Image d'archives © TF1Soupçonnée d'avoir escroqué près de 6000 Chiliens, Gilberte Van Erpe, alias "Madame Gil", dort désormais en prison. Mise en examen vendredi à Paris par la juge financière Sylvie Gagnard, elle a été placée en détention provisoire à la maison d'arrêt de Fleury-Mérogis, dans l'Essonne. Elle avait été interpellée mardi à Nice par les policiers de l'Office central pour la répression de la grande délinquance financière.

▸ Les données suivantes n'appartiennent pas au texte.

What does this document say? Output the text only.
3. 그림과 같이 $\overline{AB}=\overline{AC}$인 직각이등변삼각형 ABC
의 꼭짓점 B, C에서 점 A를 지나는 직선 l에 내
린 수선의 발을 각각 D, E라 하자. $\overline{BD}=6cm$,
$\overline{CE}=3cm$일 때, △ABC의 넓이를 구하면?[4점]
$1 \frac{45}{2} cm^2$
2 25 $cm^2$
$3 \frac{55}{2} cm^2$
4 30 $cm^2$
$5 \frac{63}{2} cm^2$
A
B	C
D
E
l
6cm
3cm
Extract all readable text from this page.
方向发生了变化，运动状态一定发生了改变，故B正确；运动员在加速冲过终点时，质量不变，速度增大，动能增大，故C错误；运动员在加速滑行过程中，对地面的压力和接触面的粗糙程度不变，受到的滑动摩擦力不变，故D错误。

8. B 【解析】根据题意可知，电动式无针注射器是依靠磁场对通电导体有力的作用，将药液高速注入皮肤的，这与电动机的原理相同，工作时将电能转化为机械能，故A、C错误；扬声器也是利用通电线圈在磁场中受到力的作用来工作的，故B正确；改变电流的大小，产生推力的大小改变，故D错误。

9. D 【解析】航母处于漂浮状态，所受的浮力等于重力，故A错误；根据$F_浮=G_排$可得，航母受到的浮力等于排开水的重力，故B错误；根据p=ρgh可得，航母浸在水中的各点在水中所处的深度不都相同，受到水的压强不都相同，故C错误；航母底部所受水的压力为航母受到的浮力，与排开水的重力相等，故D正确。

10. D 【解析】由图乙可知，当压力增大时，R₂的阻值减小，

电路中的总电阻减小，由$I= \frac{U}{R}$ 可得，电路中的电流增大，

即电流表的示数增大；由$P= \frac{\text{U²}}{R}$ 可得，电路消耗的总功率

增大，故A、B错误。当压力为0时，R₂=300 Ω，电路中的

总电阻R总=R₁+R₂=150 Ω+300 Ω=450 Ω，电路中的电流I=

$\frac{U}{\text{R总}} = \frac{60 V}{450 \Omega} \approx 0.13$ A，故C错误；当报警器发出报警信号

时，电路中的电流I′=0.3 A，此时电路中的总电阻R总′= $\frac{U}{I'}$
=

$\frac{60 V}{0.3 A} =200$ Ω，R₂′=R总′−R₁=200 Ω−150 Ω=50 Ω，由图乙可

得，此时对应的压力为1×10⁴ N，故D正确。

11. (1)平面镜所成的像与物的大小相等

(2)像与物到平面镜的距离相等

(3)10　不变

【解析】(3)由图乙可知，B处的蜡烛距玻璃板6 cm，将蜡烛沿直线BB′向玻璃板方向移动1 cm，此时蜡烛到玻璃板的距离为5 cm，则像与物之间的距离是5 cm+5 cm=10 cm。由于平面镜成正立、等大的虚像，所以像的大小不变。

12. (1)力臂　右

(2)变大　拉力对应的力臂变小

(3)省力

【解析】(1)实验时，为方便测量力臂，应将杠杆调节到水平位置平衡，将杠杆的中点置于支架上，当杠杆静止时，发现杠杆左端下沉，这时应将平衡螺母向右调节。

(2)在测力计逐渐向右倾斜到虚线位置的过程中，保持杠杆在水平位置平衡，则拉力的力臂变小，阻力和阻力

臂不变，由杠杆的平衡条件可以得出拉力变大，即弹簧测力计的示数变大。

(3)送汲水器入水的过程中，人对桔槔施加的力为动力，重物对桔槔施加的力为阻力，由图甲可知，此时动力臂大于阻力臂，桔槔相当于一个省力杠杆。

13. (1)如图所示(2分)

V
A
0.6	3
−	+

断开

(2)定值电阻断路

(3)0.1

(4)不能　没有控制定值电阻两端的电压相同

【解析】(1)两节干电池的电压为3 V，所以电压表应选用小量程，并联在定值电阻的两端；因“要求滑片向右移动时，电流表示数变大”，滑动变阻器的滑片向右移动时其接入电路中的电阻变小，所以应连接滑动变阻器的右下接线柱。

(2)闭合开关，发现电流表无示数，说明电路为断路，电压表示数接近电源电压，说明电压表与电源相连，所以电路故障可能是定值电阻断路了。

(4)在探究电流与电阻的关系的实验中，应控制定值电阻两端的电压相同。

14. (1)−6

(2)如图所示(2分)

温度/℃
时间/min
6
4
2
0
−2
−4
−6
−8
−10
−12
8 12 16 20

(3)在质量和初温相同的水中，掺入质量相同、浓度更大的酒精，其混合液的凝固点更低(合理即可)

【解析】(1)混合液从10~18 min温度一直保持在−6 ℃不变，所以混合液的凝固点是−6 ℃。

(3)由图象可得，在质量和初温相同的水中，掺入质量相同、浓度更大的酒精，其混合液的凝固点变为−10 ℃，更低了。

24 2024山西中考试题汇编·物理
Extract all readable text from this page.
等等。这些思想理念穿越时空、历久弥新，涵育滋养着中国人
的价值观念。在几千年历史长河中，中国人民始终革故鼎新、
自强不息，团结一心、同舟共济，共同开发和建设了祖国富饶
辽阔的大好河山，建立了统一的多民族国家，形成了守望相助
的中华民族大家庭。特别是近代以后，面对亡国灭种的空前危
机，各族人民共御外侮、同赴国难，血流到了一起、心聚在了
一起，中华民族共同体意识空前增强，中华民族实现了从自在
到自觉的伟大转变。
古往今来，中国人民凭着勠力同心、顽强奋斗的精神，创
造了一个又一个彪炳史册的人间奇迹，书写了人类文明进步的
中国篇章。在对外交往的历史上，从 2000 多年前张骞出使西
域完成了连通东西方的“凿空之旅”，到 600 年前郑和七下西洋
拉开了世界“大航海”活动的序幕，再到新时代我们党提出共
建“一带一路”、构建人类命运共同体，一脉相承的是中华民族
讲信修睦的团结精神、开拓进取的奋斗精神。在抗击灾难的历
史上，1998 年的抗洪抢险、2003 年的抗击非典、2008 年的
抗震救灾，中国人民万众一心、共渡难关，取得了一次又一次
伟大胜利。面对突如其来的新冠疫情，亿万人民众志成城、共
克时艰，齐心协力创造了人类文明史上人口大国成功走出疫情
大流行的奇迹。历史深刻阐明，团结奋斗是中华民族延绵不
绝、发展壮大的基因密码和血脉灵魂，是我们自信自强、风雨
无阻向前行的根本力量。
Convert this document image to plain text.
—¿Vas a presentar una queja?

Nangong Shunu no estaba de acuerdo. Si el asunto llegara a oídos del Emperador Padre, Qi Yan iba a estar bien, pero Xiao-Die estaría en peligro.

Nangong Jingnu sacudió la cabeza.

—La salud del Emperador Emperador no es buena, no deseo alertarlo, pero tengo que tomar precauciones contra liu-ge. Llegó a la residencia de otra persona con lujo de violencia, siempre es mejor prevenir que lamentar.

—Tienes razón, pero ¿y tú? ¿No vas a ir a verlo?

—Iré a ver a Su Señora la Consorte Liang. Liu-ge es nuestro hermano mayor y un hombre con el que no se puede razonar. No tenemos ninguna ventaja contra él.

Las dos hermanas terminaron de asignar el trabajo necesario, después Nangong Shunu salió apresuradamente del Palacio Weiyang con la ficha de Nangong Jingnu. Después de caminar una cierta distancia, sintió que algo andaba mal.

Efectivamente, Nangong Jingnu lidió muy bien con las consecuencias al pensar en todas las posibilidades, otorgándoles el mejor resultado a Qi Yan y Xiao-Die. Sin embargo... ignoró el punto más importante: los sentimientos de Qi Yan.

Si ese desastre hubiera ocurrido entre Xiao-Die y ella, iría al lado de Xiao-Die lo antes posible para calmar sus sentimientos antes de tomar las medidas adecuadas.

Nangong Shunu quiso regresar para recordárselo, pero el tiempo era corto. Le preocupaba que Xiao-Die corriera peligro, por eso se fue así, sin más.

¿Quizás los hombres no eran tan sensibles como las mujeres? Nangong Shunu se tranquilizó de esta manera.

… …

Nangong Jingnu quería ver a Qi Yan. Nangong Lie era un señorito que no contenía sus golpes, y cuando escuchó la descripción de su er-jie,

Installée en décembre 2004 à Santiago, cette chef d'entreprise française actuellement âgée de 66 ans aurait, selon Le Parisien, déjà un lourd passé judiciaire puisqu'elle aurait été condamnée à cinq ans de prison pour une escroquerie en Belgique. Dans ce nouveau dossier, elle est soupçonnée d'avoir été l'instigatrice d'une gigantesque escroquerie, dite aux "petits fromages magiques", dans laquelle elle aurait été associée à deux entrepreneurs chiliens, propriétaires de la société "Fermex Chile S.A.". Tous deux ont depuis été incarcérés dans leur pays pour cette affaire.
Le mécanisme de l'arnaque
Fermex commercialisait des "ferments lactiques" dont "Madame Gil" prétendait qu'ils formaient, après avoir été mélangés à du lait, des sortes de "fromages" destinés à l'industrie cosmétique française. Le produit, ainsi que le matériel nécessaire, était livré contre le versement d'une "garantie" équivalent à 360 euros, censés rapporter le double en quatre mois lorsque les crèmes obtenues après fermentation étaient revendues à la société qui prétendait les exporter.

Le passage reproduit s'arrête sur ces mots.